きっと来ない君を待つ

「春陽には他にいい人いるって。もう別れなよ」

 相談すれば友達にも家族にも否定される彼は、今日も待ち合わせ場所に来ていない。まだ三十分前だから、仕方ないかな。頭に入らない単語帳を、化学の教科書に切り替えた。きっとたくさん待つから、文章のほうが時間を考えずに済むかな。

 そんな考えも虚しく、わたしは今日も一文読むたびに顔を上げて彼の影を探してしまう。
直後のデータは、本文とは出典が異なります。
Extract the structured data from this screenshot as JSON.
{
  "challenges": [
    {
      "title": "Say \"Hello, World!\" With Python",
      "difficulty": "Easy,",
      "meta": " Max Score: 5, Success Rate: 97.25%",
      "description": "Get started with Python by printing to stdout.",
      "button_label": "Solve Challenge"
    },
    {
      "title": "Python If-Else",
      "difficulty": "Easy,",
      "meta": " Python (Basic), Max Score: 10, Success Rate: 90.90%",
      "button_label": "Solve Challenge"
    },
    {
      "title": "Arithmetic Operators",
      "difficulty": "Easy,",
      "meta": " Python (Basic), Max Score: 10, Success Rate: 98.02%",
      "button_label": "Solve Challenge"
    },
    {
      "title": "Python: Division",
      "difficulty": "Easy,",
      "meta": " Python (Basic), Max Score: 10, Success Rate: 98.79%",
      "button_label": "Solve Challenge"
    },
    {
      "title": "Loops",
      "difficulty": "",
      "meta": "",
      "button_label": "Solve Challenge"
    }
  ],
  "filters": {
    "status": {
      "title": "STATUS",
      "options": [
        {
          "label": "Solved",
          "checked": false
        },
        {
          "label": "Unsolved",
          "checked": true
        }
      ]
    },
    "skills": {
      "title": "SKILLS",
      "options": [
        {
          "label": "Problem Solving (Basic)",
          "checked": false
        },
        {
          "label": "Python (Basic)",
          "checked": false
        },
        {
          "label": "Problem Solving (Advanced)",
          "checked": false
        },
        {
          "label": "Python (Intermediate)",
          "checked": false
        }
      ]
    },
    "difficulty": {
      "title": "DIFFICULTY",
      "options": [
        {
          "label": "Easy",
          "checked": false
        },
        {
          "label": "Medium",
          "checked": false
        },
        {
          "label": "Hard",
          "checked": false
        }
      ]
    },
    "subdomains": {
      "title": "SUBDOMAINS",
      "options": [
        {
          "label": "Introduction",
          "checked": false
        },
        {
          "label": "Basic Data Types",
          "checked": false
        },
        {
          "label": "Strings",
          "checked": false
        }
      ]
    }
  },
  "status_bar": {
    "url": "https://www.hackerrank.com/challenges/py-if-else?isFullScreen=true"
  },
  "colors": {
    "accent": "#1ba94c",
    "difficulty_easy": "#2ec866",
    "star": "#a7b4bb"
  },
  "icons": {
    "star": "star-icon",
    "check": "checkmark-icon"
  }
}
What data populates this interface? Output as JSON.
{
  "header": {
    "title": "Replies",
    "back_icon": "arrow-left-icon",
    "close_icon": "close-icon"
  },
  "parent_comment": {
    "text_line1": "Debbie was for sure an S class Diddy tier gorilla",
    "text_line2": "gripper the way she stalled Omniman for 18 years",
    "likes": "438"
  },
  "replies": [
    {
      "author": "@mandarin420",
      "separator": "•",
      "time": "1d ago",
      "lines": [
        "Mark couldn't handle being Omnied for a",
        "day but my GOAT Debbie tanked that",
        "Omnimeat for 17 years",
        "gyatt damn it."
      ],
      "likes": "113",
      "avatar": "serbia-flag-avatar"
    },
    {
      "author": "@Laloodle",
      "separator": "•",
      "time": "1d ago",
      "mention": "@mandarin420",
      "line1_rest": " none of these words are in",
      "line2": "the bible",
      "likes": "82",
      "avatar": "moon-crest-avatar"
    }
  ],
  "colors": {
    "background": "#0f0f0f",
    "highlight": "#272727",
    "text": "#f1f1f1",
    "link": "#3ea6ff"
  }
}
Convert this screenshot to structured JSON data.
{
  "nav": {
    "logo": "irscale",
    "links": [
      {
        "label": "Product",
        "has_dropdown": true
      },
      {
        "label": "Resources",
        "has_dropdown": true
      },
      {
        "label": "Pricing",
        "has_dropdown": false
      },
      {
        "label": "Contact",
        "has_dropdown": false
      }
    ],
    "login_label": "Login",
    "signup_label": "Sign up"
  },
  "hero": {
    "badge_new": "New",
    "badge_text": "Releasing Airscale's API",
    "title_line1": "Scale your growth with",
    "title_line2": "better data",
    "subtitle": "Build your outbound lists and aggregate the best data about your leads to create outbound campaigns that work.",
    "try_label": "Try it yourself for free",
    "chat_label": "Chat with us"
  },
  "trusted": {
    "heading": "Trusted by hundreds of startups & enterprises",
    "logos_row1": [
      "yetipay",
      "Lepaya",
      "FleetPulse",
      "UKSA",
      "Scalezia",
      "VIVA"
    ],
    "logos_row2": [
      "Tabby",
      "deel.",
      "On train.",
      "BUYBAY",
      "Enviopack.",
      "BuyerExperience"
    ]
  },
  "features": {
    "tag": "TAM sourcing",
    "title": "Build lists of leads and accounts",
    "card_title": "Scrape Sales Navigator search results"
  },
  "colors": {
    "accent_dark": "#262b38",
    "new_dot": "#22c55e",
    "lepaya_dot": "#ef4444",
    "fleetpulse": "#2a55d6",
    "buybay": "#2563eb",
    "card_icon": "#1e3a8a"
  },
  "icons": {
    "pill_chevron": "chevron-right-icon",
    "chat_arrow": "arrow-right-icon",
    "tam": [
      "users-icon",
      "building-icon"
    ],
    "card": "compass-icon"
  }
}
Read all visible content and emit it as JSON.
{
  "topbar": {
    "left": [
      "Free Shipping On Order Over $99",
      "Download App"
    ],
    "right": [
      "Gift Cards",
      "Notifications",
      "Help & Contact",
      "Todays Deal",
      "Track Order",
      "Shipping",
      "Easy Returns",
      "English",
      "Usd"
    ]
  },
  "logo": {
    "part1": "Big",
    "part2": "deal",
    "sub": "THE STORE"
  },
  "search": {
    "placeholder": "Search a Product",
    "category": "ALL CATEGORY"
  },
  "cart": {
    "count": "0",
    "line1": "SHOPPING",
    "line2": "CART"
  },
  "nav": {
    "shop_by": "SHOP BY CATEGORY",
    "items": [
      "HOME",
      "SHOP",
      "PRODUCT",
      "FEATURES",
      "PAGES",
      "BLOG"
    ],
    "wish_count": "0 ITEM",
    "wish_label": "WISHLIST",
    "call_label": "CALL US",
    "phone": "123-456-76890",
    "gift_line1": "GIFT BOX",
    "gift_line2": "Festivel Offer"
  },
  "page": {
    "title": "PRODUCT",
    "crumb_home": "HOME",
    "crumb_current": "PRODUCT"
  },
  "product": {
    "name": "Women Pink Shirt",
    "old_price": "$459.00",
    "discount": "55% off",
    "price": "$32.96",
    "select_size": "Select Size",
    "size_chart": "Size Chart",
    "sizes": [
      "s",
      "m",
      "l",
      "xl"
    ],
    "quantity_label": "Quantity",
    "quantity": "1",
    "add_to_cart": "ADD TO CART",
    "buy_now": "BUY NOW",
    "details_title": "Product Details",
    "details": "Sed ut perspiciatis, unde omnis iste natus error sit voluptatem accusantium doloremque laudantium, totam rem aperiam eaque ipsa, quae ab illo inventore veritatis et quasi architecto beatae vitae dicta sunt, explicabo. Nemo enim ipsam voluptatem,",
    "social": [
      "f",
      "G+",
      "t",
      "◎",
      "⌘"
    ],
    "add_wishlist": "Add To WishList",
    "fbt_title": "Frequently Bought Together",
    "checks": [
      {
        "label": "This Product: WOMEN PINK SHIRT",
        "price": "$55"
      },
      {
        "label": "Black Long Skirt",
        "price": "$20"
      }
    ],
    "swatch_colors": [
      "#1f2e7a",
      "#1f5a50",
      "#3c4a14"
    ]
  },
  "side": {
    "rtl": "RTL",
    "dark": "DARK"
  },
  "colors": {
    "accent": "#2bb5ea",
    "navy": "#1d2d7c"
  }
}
今日は五分前に着いた。絶対に遅刻すると思っていても、「もしかしたら今日は来てくれるかもしれない」と思うと遅れられない。最近は彼が四十五分遅れるのを見越して待ち合わせ時間を決めるようになったけれど、わたし自身は遅れられない。

 もし彼が約束通りの時間に来ているのにわたしが間に合わなかったなら、来ないわたしに愛想を尽かして帰ってしまうかもしれない。「帰る」って連絡もくれない人だから、充分にありえる。それにもし彼が約束通りの時間に来ているのにわたしが遅刻していたら、たとえ彼が帰らなかったとしても、彼との時間の損失だ。わたしには耐えられない。わたしは一秒でも長く彼と一緒にいたいのに。

 単体では不安定なハロゲンがハロゲン化物や分子になって安定する項目を読んでいると、ふと気配を感じた。十メートル先を彼がゆっくりと歩いていた。ダウンのポケットに両手をつっこんだ気だるげな姿で、寝癖も立っている。今日も四十五分の遅刻だ。ここまできっちり四十五分遅刻だと、もう笑ってしまいそうになる。

「こんにちは。お昼寝してた?」

 同級生と話すには少しお堅い挨拶で、わたしは笑ってみせる。

 ――でもね、ごめん。

 今日もわたしは、寒かったよ。五十分待たされた体よりも、心が。四十五分遅れてもかまわないと君に思われていることが、とても悲しくて凍えそうだったよ。

 ――ねえ、気づいて。

「お昼ごはん、もう食べた?」

 ランチの約束をしていたのに昼食を食べてきた君の鈍感な横顔へ、わたしは気持ちを投げつけることもできなかった。それでもいいと思えるくらい、なぜだか君が好きだった。